Misguided Judicial Privacy Law Hidden in Defense Spending Bill
A provision in the must-pass NDAA could undermine the rights of journalists and activists.
Earlier this year, as the end of abortion rights loomed, activists picketed the homes of conservative justices. Predictably, this launched a whole debate — about how to balance free speech and privacy, and what forms of protest are acceptable.
(Un)fortunately, Congress has just weighed in on the issue — and only the policy wonks seem to have noticed.
I’m talking about the Daniel Anderl Judicial Security and Privacy Act. This bill has been included in the NDAA, the must-pass end of the year defense spending bill. Intended to protect federal judges from violence, the bill would ban sharing the personal information of judges and their family members. It includes everything from home addresses, to (non-government) places of work, to personal email addresses, and even full birthdays. (You can read the text of the bill here, on page 2487).

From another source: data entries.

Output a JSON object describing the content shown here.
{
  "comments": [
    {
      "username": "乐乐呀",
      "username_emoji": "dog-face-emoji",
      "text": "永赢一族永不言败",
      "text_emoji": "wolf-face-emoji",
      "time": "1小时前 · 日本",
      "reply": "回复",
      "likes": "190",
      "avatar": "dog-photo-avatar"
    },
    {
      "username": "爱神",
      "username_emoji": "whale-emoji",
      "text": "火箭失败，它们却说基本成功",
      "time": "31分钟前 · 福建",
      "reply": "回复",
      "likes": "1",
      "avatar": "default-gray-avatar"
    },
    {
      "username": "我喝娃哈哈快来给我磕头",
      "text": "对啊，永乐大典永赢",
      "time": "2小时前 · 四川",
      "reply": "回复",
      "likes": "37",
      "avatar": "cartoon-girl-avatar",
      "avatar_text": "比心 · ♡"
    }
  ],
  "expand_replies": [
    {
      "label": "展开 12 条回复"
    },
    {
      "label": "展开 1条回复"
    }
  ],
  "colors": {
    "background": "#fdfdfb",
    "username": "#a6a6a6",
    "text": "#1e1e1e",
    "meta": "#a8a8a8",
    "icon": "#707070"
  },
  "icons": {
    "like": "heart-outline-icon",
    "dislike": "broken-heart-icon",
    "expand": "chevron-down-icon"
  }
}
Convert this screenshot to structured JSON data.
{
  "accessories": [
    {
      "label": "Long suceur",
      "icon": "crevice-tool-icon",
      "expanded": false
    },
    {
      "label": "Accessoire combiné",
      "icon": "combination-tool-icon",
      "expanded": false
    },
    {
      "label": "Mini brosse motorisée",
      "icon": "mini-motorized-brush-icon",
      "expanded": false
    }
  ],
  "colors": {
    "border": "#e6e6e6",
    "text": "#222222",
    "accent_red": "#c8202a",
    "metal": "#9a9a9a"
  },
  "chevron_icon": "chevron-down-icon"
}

As of Thursday night, the NDAA has passed both the House and Senate — and is awaiting a signature from Biden.





Under the Judicial Security and Privacy Act, judges and their immediate family members would be able to send takedown requests to websites that make their info available. After the request goes out, the website has 72 hours to remove the content. The website is required to take down all instances of the info, and must “assist the sender to locate the covered information of the at-risk individual or immediate family member.” In other words: the site needs to actively take down new posts that contain the information.
This is especially worrisome when it comes to journalism. The bill has an exception for content that’s “relevant to and displayed as part of a news story, commentary, editorial, or other speech on a matter of public concern.” That should allow reporters and even social media users to publish information about judges if it’s in the public interest. But in practice, this kind of language is dangerously subjective. What counts as “public concern”? And who gets to decide?
Imagine if a credible paper like the New York Times published a story on a judge’s family member — and there was a legitimate reason to include protected personal information. This ought to be a clear example of the law’s exception for newsworthy content. But what happens when people start posting the story to, say, Facebook? (I would have used Twitter as my example if it had any semblance of credibility left).
If the person in question had already asked Facebook to take down info about their workplace, Facebook would be obligated to continue removing that type of content. So when users post the NYT article, Facebook would be under pressure to censor it preemptively.
And that’s not to mention the risk of judges and their family members pushing news outlets to take down stories.
New Yorker writer Jane Mayer raised concerns that this provision could protect judges’ spouses from legitimate scrutiny.
“If it passes, Ginni Thomas’s professional entanglements would effectively be state secrets,” she tweeted, referring to Justice Clarence Thomas’s wife — who supported overturning the 2020 election.
In a later tweet, Mayer said:
This will almost surely pass with carve outs for “media” and “opinion” reporting on matters of “public concern.” But it still adds new layers of secrecy around justices, judges, their spouses, and much more. Sponsors say it won’t stifle the press. Hope they’re right.
But for the folks who share judges’ personal info for other purposes, the law’s much more clear. If a judge asks an activist website to remove their home address or their spouse’s place of work, the website would need to comply — or risk paying damages. The law also has provisions that apply to government agencies and data brokers, potentially cutting off other ways of accessing this kind of information.
The Judicial Security and Privacy Act, which some say violates the First Amendment, should have been the subject of public debate. The issues involved are difficult ones. How should we balance free speech and privacy, for example? Or what should we do to protect vulnerable people from doxxing? But by sneaking it into must-pass legislation, Congress has sidestepped that kind of conversation. By the time Biden signs the NDAA, most Americans won’t know what this law is — or the risks it poses to free speech.
Other stuff:
Lawyer (and Section 230 enthusiast) Jess Miers wrote a Twitter thread about some of the problems with the Judicial Security and Privacy Act. She gets into the Section 230 concerns, and compares the law’s takedown system to the DMCA’s (spoiler alert: in this respect the DMCA is actually better). Mike Masnick wrote an article about the bill too.
KOSA, another problematic internet bill, didn’t end up in the NDAA like many had feared. But it still has a chance of passing this year. Evan Greer wrote a Vice article about the ways the bill could harm LGBTQ people.